The transportation penny passes

This email just in:

Friends and Leaders,

THE PENNY PASSED!

Just left 2020 Hampton with final numbers including absentee and precincts:

Question 1  YES    74,029                NO  64,684’

QUESTION 2  YES  69,391               NO  62,884

This is gratifying. Congratulations to all those who worked hard to make this happen, and to the people of Richland County for making this decision. The community has decided to build a better future for itself, and that’s a very good thing.

I look forward to seeing the improvements, in our bus system and in the county’s roads…

10 thoughts on “The transportation penny passes

  1. Doug Ross

    I look forward to 17,000 jobs and saving $280 a year on car maintenance. Because that’s what they promised us. Right?

  2. Stan Dubinsky

    You are expecting much from a pack of local leaders who have shown themselves time and again to be irresponsible with public funds.

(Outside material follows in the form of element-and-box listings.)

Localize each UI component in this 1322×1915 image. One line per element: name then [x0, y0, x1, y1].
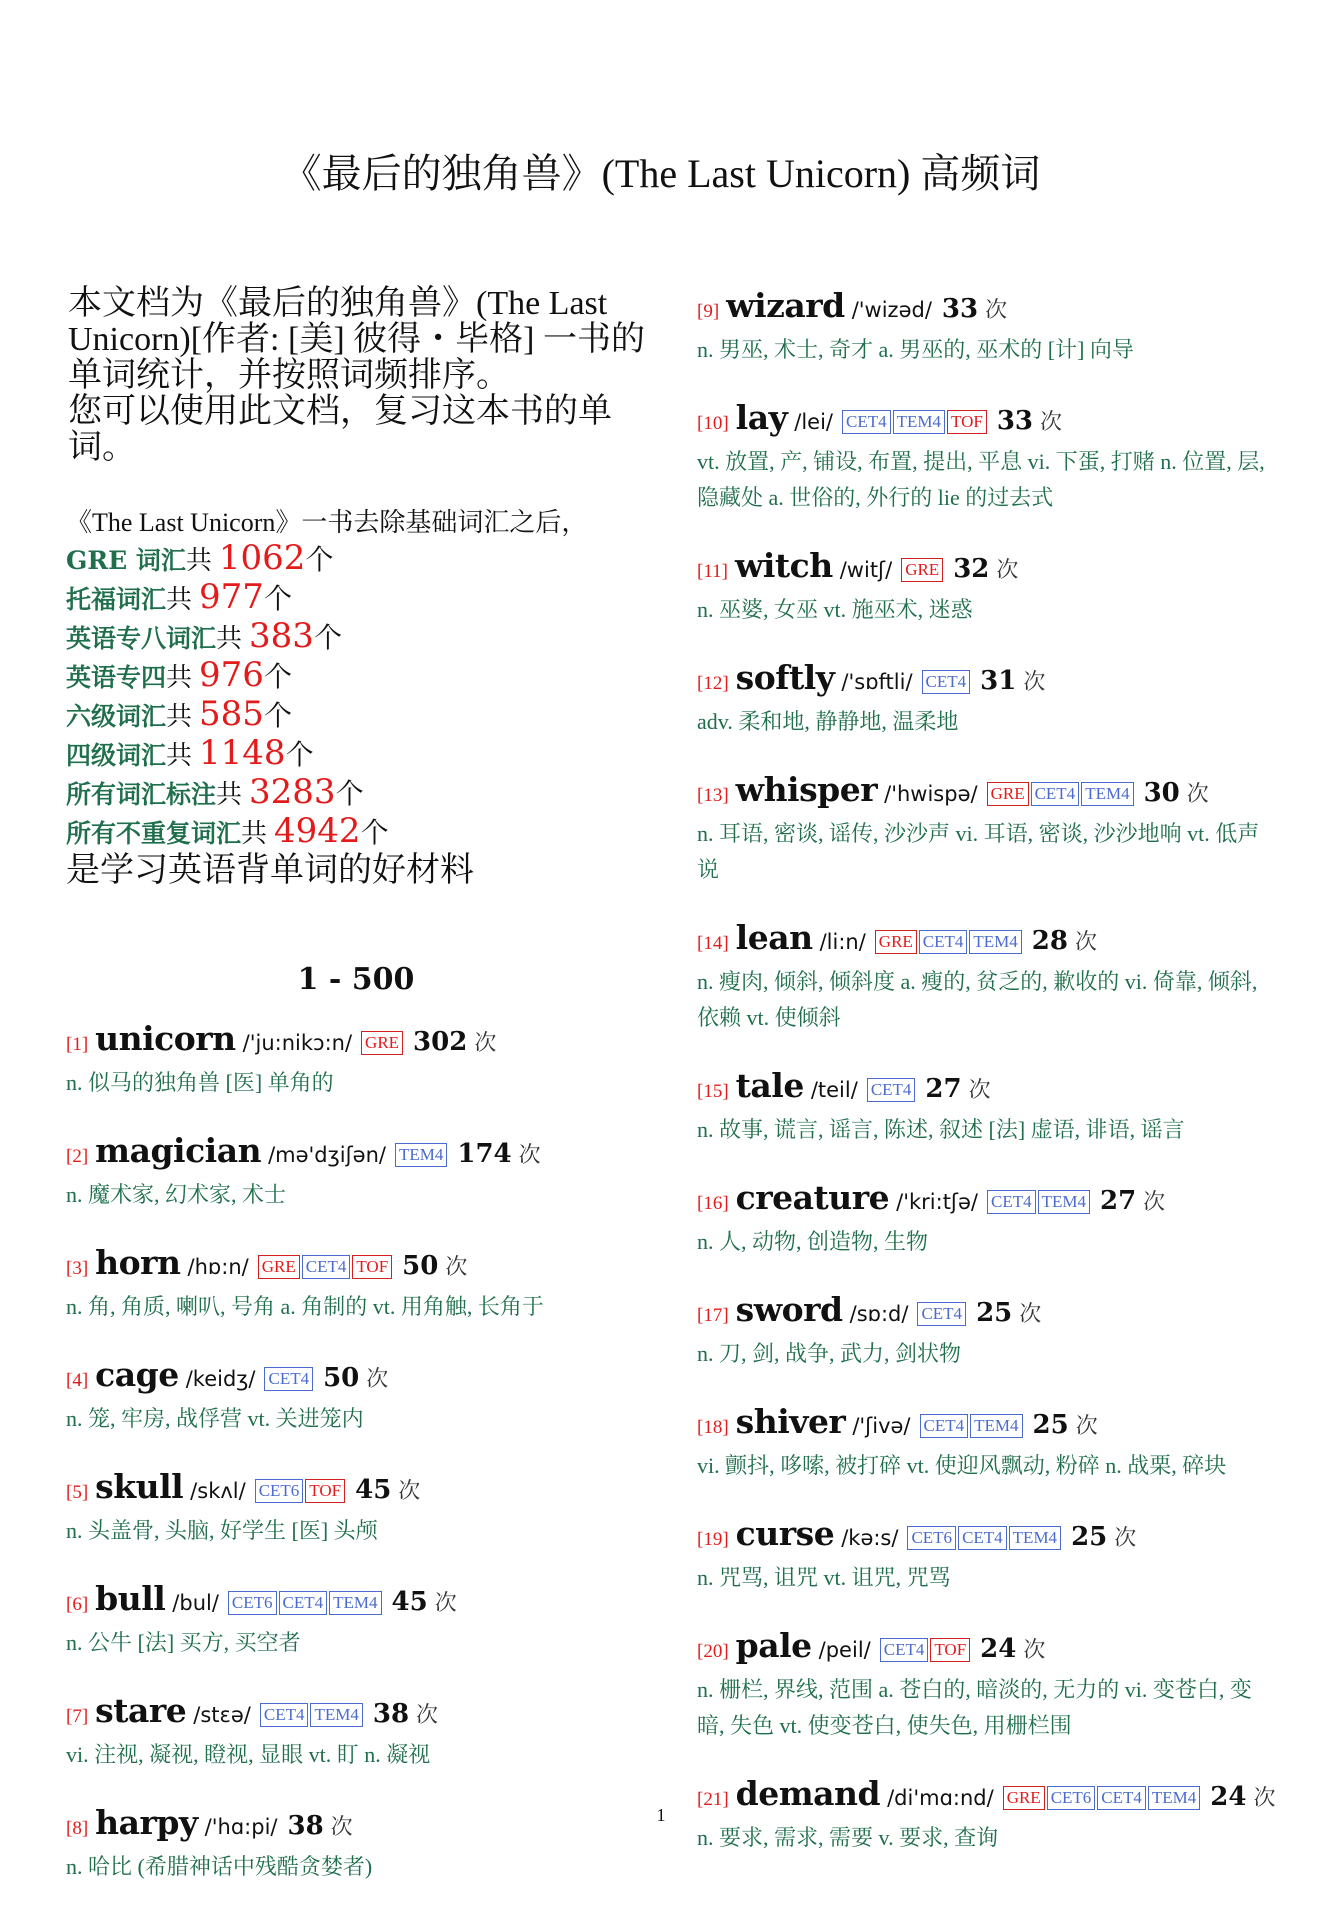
stat-row: [66, 696, 646, 735]
word-entry: [66, 1131, 646, 1213]
entry-phonetic: /'wizəd/: [851, 298, 932, 322]
word-entry: [697, 1178, 1277, 1260]
entry-word: horn: [95, 1243, 181, 1282]
entry-header: [66, 1019, 646, 1065]
entry-count-unit: 次: [1023, 669, 1046, 694]
entry-rank: [12]: [697, 673, 729, 694]
entry-count: 38: [287, 1811, 324, 1841]
entry-rank: [18]: [697, 1417, 729, 1438]
stat-label: 英语专八词汇: [66, 624, 217, 653]
tag-gre: GRE: [258, 1255, 300, 1279]
entry-count-unit: 次: [1186, 781, 1209, 806]
word-entry: [697, 1402, 1277, 1484]
tag-cet4: CET4: [880, 1638, 929, 1662]
stat-row: [66, 735, 646, 774]
entry-definition: n. 头盖骨, 头脑, 好学生 [医] 头颅: [66, 1518, 378, 1543]
entry-count-unit: 次: [1253, 1785, 1276, 1810]
entry-tags: [985, 782, 1134, 807]
entry-definition: n. 巫婆, 女巫 vt. 施巫术, 迷惑: [697, 597, 973, 622]
tag-cet4: CET4: [987, 1190, 1036, 1214]
tag-cet4: CET4: [1097, 1786, 1146, 1810]
entry-tags: [393, 1143, 447, 1168]
intro-paragraph-2: 您可以使用此文档，复习这本书的单词。: [68, 393, 612, 466]
page-title: 《最后的独角兽》(The Last Unicorn) 高频词: [281, 151, 1041, 196]
entry-count-unit: 次: [445, 1254, 468, 1279]
stat-row: [66, 774, 646, 813]
entry-tags: [226, 1591, 382, 1616]
stat-unit: 个: [313, 623, 342, 654]
entry-phonetic: /bul/: [172, 1591, 219, 1615]
entry-tags: [865, 1078, 916, 1103]
word-entry: [697, 1626, 1277, 1744]
word-entry: [66, 1019, 646, 1101]
entry-definition: n. 公牛 [法] 买方, 买空者: [66, 1630, 301, 1655]
word-entry: [697, 658, 1277, 740]
entry-count: 25: [976, 1298, 1013, 1328]
tag-gre: GRE: [901, 558, 943, 582]
entry-definition: adv. 柔和地, 静静地, 温柔地: [697, 709, 959, 734]
entry-header: [697, 1290, 1277, 1336]
tag-tof: TOF: [305, 1479, 345, 1503]
entry-count: 174: [457, 1139, 512, 1169]
entry-count: 25: [1032, 1410, 1069, 1440]
stat-row: [66, 540, 646, 579]
entry-rank: [9]: [697, 301, 720, 322]
entry-header: [697, 658, 1277, 704]
stat-unit: 个: [360, 818, 389, 849]
stat-gong: 共: [166, 702, 193, 731]
page-number: 1: [656, 1805, 666, 1825]
entry-definition: vi. 注视, 凝视, 瞪视, 显眼 vt. 盯 n. 凝视: [66, 1742, 431, 1767]
tag-tem4: TEM4: [1148, 1786, 1200, 1810]
entry-word: demand: [735, 1774, 881, 1813]
entry-rank: [2]: [66, 1146, 89, 1167]
entry-count-unit: 次: [474, 1030, 497, 1055]
entry-rank: [16]: [697, 1193, 729, 1214]
entry-count: 33: [941, 294, 979, 324]
word-entry: [66, 1691, 646, 1773]
tag-cet6: CET6: [255, 1479, 304, 1503]
stat-number: 977: [199, 577, 264, 617]
tag-tem4: TEM4: [1009, 1526, 1061, 1550]
entry-tags: [873, 930, 1022, 955]
entry-count: 50: [323, 1363, 360, 1393]
tag-tem4: TEM4: [893, 410, 945, 434]
entry-definition: n. 瘦肉, 倾斜, 倾斜度 a. 瘦的, 贫乏的, 歉收的 vi. 倚靠, 倾斜, 依赖 vt. 使倾斜: [697, 969, 1258, 1030]
word-entry: [697, 1514, 1277, 1596]
entry-word: sword: [735, 1290, 843, 1329]
stat-gong: 共: [241, 819, 268, 848]
entry-definition: n. 咒骂, 诅咒 vt. 诅咒, 咒骂: [697, 1565, 951, 1590]
tag-cet4: CET4: [922, 670, 971, 694]
entry-word: pale: [735, 1626, 812, 1665]
entry-phonetic: /'ju:nikɔ:n/: [242, 1031, 353, 1055]
entry-tags: [985, 1190, 1090, 1215]
entry-header: [697, 1626, 1277, 1672]
entry-header: [697, 398, 1277, 444]
stat-unit: 个: [263, 584, 292, 615]
tag-cet4: CET4: [958, 1526, 1007, 1550]
entry-rank: [7]: [66, 1706, 89, 1727]
stat-gong: 共: [216, 624, 243, 653]
tag-cet4: CET4: [264, 1367, 313, 1391]
entry-definition: n. 人, 动物, 创造物, 生物: [697, 1229, 929, 1254]
entry-rank: [20]: [697, 1641, 729, 1662]
entry-count: 24: [1210, 1782, 1247, 1812]
entry-header: [697, 546, 1277, 592]
entry-word: witch: [734, 546, 833, 585]
entry-header: [697, 286, 1277, 332]
tag-gre: GRE: [361, 1031, 403, 1055]
stat-label: 四级词汇: [66, 741, 167, 770]
entry-count: 33: [996, 406, 1033, 436]
word-entry: [697, 918, 1277, 1036]
tag-cet6: CET6: [228, 1591, 277, 1615]
entry-word: unicorn: [95, 1019, 236, 1058]
entry-definition: n. 男巫, 术士, 奇才 a. 男巫的, 巫术的 [计] 向导: [697, 337, 1134, 362]
intro-text: [68, 286, 646, 466]
entry-word: skull: [95, 1467, 184, 1506]
entry-rank: [10]: [697, 413, 729, 434]
entry-count: 27: [925, 1074, 962, 1104]
entry-tags: [262, 1367, 313, 1392]
entry-header: [66, 1691, 646, 1737]
entry-phonetic: /'kri:tʃə/: [896, 1190, 978, 1214]
entry-header: [697, 1066, 1277, 1112]
tag-tem4: TEM4: [970, 1414, 1022, 1438]
entry-definition: n. 栅栏, 界线, 范围 a. 苍白的, 暗淡的, 无力的 vi. 变苍白, 变暗, 失色 vt. 使变苍白, 使失色, 用栅栏围: [697, 1677, 1252, 1738]
stat-label: 六级词汇: [66, 702, 167, 731]
entry-count: 28: [1031, 926, 1068, 956]
entry-count: 30: [1143, 778, 1180, 808]
entry-count-unit: 次: [1075, 1413, 1098, 1438]
entry-tags: [899, 558, 943, 583]
entry-tags: [918, 1414, 1023, 1439]
entry-word: whisper: [735, 770, 878, 809]
entry-phonetic: /'ʃivə/: [852, 1414, 911, 1438]
word-entry: [697, 546, 1277, 628]
stat-label: 英语专四: [66, 663, 167, 692]
entry-count: 302: [413, 1027, 468, 1057]
entry-header: [697, 770, 1277, 816]
entry-header: [697, 1514, 1277, 1560]
entry-rank: [3]: [66, 1258, 89, 1279]
entry-header: [66, 1243, 646, 1289]
entry-definition: n. 哈比 (希腊神话中残酷贪婪者): [66, 1854, 373, 1879]
stat-row: [66, 618, 646, 657]
entry-rank: [1]: [66, 1034, 89, 1055]
stat-unit: 个: [285, 740, 314, 771]
stat-number: 585: [199, 694, 264, 734]
entry-definition: n. 要求, 需求, 需要 v. 要求, 查询: [697, 1825, 999, 1850]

    While most of my disdain is reserved for City leadership (who are well on their way to destroying our water/sewer system), the ethics-free conduct of County Council members, current (Kelvin Washington, Norman Jackson) and former (Gwendolyn Kennedy), gives me little hope that we will see much “transportation” (or any other tangible thing) from this “penny” tax and its evil cousin, the “half billion dollar” transportation mortgage.

    The failure of our “leaders” to ever accurately determine how much public transportation actually costs, or how much benefit comes from currently generated revenues suggests to me that this new money will be flushed down the conflict-of-interest toilet.

    I, too, look forward to “seeing the improvements, in our bus system and in the county’s roads”, but I wouldn’t hold out much hope from seeing it come from the incompetents that run things in this county. Any change we could rent some council-people from the Upstate?

  3. Steven Davis II

    What Doug and Stan said.

    I expect much of this money to be spent on personnel, studies, and overhead.

  4. Bryan Caskey

    More taxes are what we need. Maybe we can make the sales tax higher if it’s from a “luxury store”. The rich people who shop at Earth Fare and Whole Foods can afford it.

  5. bud

    Rather than the usual jaded response from someone who loses on an issue I’ll say this – Hopefully the leaders in Richland County have learned a valuable lesson from the voting debacle and will use this money wisely to provide the citizens of the midlands with a modern, efficient transportation system. If they do I will be the first to say I was wrong on this issue.

  6. Karen McLeod

    I did not like this regressive tax, and still don’t, but I hope it at least solves our transportation problems (and please, enough with the fake trolleys.

  7. Libb

    Not only is it a regressive tax but we’ve just given them 1 BILLION to squander away for political capital. My understanding is that the highly touted be-all end-all project “List”(one member of the committee admitted that they basically played Santa Claus w/ county residents) is already undeliverable as it exceeds a billion. I predict a large portion will go for CYA projects (like the city sewer/water system mess) and not transportation. The bus system (which I would like to see continue) was just an emotional card to fuel a yes vote from the disenfranchised. Still shaking my head at my fellow liberals who claim to be champions for the poor but yet voted for a tax that takes a larger percentage from low income earners. I, too, would like to believe “they” (City and County) will be responsible but their track record for accountability and transparency is abyssmal and we voters were perhaps even more irresponsible for giving them $1,000,000,000 to fritter away.

  8. tavis micklash

    I wasn’t a supporter. I voted against the penny as well.

    Saying that I think Richland County Council did set up a fair oversight committee. With the right membership it could be an effective organization to ensure our money doesn’t get shuffled to the whims of future councils.

    While its not a perfect solution it IS the solution for the next 22 years so I’m going to fight to ensure the dollars get spent as advertised much as I spoke against the penny tax itself.

    The silver lining is there are some exciting projects on the horizon and I look forward to seeing the new face of Richland County transportation system.